While they argued, wrestling with her stubborn doubts and his stubborn determination, still their faces were softly touching, leaning into one another, so close that her lips brushed his chin when she told him no, but this time he pulled back a little, just far enough for her to be able to see the earnest sincerity in his bright blue eyes.
"Says who?" he demanded.
"Elliot-"
"I don't know about fate and I don't know about forever but I know this, Liv." He reached out, lightning quick, caught hold of her hand and brought it up to rest against his chest, so she could feel the kick-drum beat of his heart beneath her palm.

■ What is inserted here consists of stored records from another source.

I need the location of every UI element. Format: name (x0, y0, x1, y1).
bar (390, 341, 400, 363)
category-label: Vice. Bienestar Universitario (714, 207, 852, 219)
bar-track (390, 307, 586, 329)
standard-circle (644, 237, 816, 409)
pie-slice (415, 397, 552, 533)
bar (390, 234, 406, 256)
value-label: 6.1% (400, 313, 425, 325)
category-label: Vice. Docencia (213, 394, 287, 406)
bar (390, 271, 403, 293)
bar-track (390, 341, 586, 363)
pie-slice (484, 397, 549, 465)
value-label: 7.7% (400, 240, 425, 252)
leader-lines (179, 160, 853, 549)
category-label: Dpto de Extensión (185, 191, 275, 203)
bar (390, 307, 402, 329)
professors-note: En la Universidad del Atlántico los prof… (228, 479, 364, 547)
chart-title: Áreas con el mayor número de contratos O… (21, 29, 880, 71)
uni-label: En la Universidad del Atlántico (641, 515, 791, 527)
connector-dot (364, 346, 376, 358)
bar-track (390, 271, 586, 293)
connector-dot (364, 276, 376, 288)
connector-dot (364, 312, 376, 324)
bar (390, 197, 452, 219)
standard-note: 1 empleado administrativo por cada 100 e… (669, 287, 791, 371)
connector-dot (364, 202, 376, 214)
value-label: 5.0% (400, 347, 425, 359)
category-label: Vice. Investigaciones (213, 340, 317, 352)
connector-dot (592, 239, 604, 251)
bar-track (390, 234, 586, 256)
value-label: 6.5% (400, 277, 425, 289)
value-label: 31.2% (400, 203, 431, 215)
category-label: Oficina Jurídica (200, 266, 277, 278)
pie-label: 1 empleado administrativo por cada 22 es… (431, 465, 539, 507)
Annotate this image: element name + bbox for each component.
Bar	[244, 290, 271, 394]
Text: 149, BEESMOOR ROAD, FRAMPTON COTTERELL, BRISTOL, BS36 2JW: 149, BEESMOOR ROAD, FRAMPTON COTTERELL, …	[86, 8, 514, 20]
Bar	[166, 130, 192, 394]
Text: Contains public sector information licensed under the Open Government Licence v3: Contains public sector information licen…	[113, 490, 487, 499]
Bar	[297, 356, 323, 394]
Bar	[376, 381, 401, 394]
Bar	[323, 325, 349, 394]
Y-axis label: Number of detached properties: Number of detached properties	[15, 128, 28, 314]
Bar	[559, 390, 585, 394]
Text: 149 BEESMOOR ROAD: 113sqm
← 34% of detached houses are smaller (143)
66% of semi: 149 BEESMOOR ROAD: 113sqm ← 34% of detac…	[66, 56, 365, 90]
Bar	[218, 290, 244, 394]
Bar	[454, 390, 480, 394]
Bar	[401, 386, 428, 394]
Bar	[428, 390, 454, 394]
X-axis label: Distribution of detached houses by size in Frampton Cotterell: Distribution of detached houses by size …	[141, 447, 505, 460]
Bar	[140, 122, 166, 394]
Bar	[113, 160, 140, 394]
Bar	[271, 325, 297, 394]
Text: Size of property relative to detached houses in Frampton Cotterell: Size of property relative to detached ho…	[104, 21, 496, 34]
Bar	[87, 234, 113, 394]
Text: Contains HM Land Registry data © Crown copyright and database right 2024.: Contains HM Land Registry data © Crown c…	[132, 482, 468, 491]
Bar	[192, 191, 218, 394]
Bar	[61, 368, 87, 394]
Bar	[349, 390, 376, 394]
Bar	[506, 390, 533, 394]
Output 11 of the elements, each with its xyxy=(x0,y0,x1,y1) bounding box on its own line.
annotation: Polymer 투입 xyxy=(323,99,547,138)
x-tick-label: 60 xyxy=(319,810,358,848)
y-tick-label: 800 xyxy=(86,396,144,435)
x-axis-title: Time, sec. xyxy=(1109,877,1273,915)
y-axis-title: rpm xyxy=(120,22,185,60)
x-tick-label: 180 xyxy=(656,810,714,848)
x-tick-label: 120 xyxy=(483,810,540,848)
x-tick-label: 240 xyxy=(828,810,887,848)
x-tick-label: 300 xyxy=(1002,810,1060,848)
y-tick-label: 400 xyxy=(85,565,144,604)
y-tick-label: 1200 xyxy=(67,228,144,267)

"You and me, we were meant to find each other. You came walking out of the rain that night and you changed everything for me. There's no going back. Don't stand there and tell me we're not meant to be. We're everything. And you know it. You can feel it."
It was a shockingly impassioned speech from the man who'd told her he didn't believe in soulmates, the man who'd told her he didn't believe in love at first sight, the man whose perception of love had always been pragmatic. It was not something she'd ever expected him to say, and yet she knew that he believed it. She could feel his belief in the trembling of his body beneath her hand, and she could feel his certainty in the beat of his heart, marching in rhythm to her own. The nephilim were cursed - she was cursed - cursed never to enter heaven, never to bear children, to walk the world always in darkness, with none but their brothers to stand beside them, and them scattered to the winds, too far away to touch, and it should not have been true, that she was meant for this man, this one human man with his too-short life.
But she could feel it. Every word he'd said was true; they had, both of them, been changed in the instant of their meeting, been profoundly, irreversibly altered, and she was not the same now as she had been then. She was something new; knowing him had made her new, and she did not know how to be without him, now. It was too late, she realized, too late to close her heart to him, because she had let him inside it thirteen years before, and he lived there, now, lived within the chambers of her ever-beating heart, and always would, no matter what happened next.
"I can't give you what you need," she breathed, one last, feeble attempt at setting him free. She could not give him children - not that he needed more, really, since he had five already - and she could not grow old with him and she could not join him in heaven when his time on earth was through. She could not be the one to journey with him through all the phases of his life, and he might grow to hate her, when the last of his hair had finally fallen out and his face was lined and wrinkled and his strength at last deserted him and she remained unchanged. And even if he loved her, for all the rest of his days, even if they were happy for all the remaining years of his life, she would, at the end, be without him, be left with nothing but memories of his love, and that was a fate worse than hell.
"Only thing I need is you," he answered, his words ghosting gently over her soft parted lips. He meant it, she knew. His was the shorter life; he would not have to know a world without her in it. He would not have to put her in the ground. How different things looked, standing in his shoes.
She drew in one sharp, short breath, and as her lungs expanded she found, at last, the strength to move.
"I'm sorry," she told him, and then she opened the door, and slipped away.